From the Ashes: Notre Dame and St. Landry's

As most people around the world know, on the evening of Monday, April 15, the Notre Dame Cathedral in Paris, France, was ravaged by fire that shocked and devastated Parisians, tourists, and the world. While firefighters managed to save the building and much of the historic artifacts and priceless art in the beloved Gothic cathedral built in the 12th and 13th centuries, two thirds of the roof was destroyed and the iconic 295 foot spire broke off. According to The New York Times, “The crowd gasped and cried in horror when the spire fell,” and one man, Pierre-Eric Trimovillas, cried, “Paris is beheaded.”

Fundraising for reconstruction is underway and $1 billion has already been raised. Stephane Bern, who leads renovations of historic French sites, believes that the church needs $1.13 billion to $2.3 billion to rebuild. President Emmanuel Macron declared that Notre Dame will be rebuilt and restored within the next five years, although this may be a lofty goal. Architects predict this may take decades, instead. Still, the call to urgency makes sense seeing as Notre Dame is a huge tourist attraction for France. As Aime Cougoureux, a Parisian restaurant owner, stated, "The tourists love it [Notre Dame], too, especially Americans. When there are no Americans in Paris, it's an economic crisis."

This $1 billion price tag has not been without controversy, of course. Much of the money raised has been donated by large, wealthy corporations and billionaires like Francois Henri Pinault and Bernard Arnault, two French billionaires pledging $100 million each. This has raised some eyebrows both in France and across the Atlantic. France is in the middle of a Yellow Jacket crisis.
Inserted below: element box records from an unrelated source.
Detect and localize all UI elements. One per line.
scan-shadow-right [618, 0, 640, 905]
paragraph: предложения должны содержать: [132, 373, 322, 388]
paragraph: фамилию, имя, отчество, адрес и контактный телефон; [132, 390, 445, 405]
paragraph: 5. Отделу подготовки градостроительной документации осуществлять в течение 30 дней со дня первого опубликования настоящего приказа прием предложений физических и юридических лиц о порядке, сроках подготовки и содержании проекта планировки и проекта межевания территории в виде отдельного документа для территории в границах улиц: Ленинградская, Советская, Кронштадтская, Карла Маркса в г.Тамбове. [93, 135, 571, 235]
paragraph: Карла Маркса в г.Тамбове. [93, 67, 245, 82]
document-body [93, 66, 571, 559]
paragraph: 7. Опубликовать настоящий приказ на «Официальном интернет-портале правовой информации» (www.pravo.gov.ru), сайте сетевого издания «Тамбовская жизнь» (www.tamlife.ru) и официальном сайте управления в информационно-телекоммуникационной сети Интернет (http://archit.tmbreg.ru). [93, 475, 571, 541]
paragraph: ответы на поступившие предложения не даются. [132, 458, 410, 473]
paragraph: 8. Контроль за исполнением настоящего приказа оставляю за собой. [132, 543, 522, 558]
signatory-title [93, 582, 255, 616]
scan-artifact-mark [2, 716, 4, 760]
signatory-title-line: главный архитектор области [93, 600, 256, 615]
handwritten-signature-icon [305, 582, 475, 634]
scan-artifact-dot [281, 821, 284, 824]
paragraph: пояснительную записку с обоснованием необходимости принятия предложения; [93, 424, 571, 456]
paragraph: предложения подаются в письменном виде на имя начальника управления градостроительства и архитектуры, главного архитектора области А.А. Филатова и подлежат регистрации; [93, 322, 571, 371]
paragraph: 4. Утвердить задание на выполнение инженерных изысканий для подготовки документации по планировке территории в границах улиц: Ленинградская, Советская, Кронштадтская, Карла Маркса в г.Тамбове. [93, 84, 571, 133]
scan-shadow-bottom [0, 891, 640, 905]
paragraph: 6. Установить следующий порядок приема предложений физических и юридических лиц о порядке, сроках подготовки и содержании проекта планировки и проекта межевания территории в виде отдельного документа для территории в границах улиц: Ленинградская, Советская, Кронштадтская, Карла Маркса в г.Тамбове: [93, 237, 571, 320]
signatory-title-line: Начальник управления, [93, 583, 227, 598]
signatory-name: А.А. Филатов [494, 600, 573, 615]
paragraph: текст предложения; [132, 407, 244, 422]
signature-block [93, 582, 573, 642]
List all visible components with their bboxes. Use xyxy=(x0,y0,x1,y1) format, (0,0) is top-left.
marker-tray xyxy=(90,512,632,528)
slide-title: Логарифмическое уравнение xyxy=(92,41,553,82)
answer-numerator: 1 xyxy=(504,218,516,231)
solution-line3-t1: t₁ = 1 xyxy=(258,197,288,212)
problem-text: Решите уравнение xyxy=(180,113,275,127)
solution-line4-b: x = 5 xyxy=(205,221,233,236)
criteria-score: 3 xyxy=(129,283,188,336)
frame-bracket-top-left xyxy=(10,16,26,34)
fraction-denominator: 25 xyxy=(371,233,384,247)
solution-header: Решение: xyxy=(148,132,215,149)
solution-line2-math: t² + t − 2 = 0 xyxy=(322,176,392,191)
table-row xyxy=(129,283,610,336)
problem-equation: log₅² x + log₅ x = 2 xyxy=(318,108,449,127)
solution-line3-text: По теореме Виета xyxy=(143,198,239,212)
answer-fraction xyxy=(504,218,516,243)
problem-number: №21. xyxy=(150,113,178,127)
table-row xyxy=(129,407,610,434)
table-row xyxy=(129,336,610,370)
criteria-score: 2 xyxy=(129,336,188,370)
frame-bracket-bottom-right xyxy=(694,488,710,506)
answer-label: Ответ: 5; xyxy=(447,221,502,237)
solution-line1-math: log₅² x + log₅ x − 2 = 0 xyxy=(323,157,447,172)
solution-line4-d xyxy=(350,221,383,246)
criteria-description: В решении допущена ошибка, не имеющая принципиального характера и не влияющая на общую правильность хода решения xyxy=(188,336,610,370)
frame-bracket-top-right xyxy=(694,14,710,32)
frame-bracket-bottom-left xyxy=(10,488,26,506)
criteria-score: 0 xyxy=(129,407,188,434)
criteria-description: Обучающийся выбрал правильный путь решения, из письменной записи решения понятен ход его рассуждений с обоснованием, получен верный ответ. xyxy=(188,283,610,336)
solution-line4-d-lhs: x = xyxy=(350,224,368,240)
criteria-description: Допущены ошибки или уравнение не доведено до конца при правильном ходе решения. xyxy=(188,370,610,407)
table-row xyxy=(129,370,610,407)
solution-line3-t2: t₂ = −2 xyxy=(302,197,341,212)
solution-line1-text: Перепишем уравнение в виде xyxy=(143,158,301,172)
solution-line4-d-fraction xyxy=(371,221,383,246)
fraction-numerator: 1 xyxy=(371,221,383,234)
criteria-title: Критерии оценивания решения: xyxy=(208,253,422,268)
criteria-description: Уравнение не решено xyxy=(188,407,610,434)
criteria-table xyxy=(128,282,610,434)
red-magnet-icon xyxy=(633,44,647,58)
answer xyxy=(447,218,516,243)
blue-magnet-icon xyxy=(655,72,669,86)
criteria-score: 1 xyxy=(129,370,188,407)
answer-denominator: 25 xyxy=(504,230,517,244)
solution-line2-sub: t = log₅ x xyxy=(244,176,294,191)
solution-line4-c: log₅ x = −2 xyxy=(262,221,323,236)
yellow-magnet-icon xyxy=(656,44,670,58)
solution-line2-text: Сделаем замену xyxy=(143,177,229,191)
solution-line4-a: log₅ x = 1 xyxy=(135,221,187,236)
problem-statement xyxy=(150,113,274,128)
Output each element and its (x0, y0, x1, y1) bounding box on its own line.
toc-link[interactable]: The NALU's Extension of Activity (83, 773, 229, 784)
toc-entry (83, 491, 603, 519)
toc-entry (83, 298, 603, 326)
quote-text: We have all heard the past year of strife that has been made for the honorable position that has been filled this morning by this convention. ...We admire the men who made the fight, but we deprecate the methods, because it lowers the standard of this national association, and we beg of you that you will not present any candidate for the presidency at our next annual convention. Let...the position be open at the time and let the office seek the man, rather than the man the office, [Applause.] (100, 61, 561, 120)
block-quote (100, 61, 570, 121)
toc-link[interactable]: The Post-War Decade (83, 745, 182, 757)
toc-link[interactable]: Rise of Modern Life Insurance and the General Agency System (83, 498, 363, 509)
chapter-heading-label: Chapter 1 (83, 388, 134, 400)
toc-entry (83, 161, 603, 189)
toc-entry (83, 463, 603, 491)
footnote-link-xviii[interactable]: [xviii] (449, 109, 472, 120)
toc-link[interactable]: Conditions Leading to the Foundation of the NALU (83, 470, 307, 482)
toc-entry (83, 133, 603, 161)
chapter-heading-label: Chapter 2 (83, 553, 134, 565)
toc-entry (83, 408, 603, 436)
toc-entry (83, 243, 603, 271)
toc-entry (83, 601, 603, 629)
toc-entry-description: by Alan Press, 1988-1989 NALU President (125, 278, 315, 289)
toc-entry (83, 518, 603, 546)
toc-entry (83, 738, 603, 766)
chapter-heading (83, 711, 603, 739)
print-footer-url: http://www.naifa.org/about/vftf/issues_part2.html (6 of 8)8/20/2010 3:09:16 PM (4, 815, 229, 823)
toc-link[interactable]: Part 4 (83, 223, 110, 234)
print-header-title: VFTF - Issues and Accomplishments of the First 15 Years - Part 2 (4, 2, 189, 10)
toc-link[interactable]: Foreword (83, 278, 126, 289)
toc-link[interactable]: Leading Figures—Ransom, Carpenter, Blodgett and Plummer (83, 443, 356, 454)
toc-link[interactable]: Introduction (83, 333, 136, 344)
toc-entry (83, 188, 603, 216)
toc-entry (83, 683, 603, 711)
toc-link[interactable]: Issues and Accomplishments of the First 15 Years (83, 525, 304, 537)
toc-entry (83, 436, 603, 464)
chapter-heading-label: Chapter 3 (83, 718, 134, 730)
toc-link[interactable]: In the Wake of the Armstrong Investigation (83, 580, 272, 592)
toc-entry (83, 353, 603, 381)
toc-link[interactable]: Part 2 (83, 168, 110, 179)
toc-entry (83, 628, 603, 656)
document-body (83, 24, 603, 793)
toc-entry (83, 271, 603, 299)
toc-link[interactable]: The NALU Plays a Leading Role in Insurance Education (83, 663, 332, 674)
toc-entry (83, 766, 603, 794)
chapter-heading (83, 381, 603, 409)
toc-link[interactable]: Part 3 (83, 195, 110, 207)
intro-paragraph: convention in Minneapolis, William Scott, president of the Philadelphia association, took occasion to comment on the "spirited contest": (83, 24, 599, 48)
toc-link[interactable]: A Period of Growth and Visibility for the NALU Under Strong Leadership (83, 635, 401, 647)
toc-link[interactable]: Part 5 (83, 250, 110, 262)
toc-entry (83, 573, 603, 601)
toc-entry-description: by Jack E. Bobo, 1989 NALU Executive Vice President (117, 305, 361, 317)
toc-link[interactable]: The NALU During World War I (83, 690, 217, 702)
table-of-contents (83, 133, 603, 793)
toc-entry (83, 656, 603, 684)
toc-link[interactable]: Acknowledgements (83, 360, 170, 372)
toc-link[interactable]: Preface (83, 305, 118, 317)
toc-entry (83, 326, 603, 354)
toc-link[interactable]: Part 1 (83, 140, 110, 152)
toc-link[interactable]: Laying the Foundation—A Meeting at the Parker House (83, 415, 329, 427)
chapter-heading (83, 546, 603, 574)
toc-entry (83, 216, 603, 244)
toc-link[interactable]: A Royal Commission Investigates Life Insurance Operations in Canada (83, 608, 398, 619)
For five months, French protesters wearing yellow jackets and vests have protested in the streets of France, many being arrested, over blatant income and wealth inequality. These protests have increased since the fire at the Notre Dame because as Phillipe Martinez, head of the CGT trade union puts it, “If they can give tens of millions to rebuild Notre Dame, then they should stop telling us there is no money to help with the social emergency.” The protestors and the general consensus in the U.S. and France is that while the fire at Notre Dame is tragic and money does need to be raised to restore Notre Dame, the idea that so much money can be raised so quickly for a building rather than people is hard to swallow.

While certainly, everyone, including billionaires, are under no obligation to donate their money to one cause or another and in the midst of the Notre Dame tragedy there is a silver lining that so many of the world’s wealthiest have stepped up to pay for the necessary repairs, a question must be raised about the moral obligation to share immense wealth to causes that don’t receive global and political recognition, granting the donor social clout.

Debates have broken out across the internet raising this exact point, and although internet debates often end with little more than increased recognition, the increased recognition this time turned into two million dollars.

In Opelousas, Louisiana, on March 26, a historically black church in the St. Landry’s Parish was burnt down and within the next 10 days, two more historically black churches in this parish were burnt down. Holden Matthews, son of a deputy sheriff, allegedly burnt down theses churches and has been charged with arson and hate crimes.

(Leslie Westbrook/The Advocate via AP, File) (LESLIE WESTBROOK)

Megan Romer, a writer from Lafayette, L.A., tweeted the need to support the St. Landry’s churches after the Notre Dame fire and the wave of donations that followed. Romer stated, “My heart is broken over the loss of Notre Dame. The Catholic Church is also one of the world’s wealthiest entities. If you are going to donate money to rebuild a church this week, I implore you to make it the black churches in St. Landry Parish.” Over the next few days her tweet quickly went viral after being shared by Hillary Clinton, CNN anchor Jake Tapper, and journalist Yashar Ali.

While the St. Landry Parish churches might not have same recognition as the Notre Dame Cathedral, in their own right they maintain historical significance. They are home to the final resting place of many people born enslaved, and they have significance and deep meaning to the people in the Opelousas community.

By April 18, donations from over 35,000 different people from around the world managed to raise $1.8 million, enough to rebuild the churches. This success in the face of tragedy in Paris and in Opelousas goes to show the power of not just social media, but also humanity.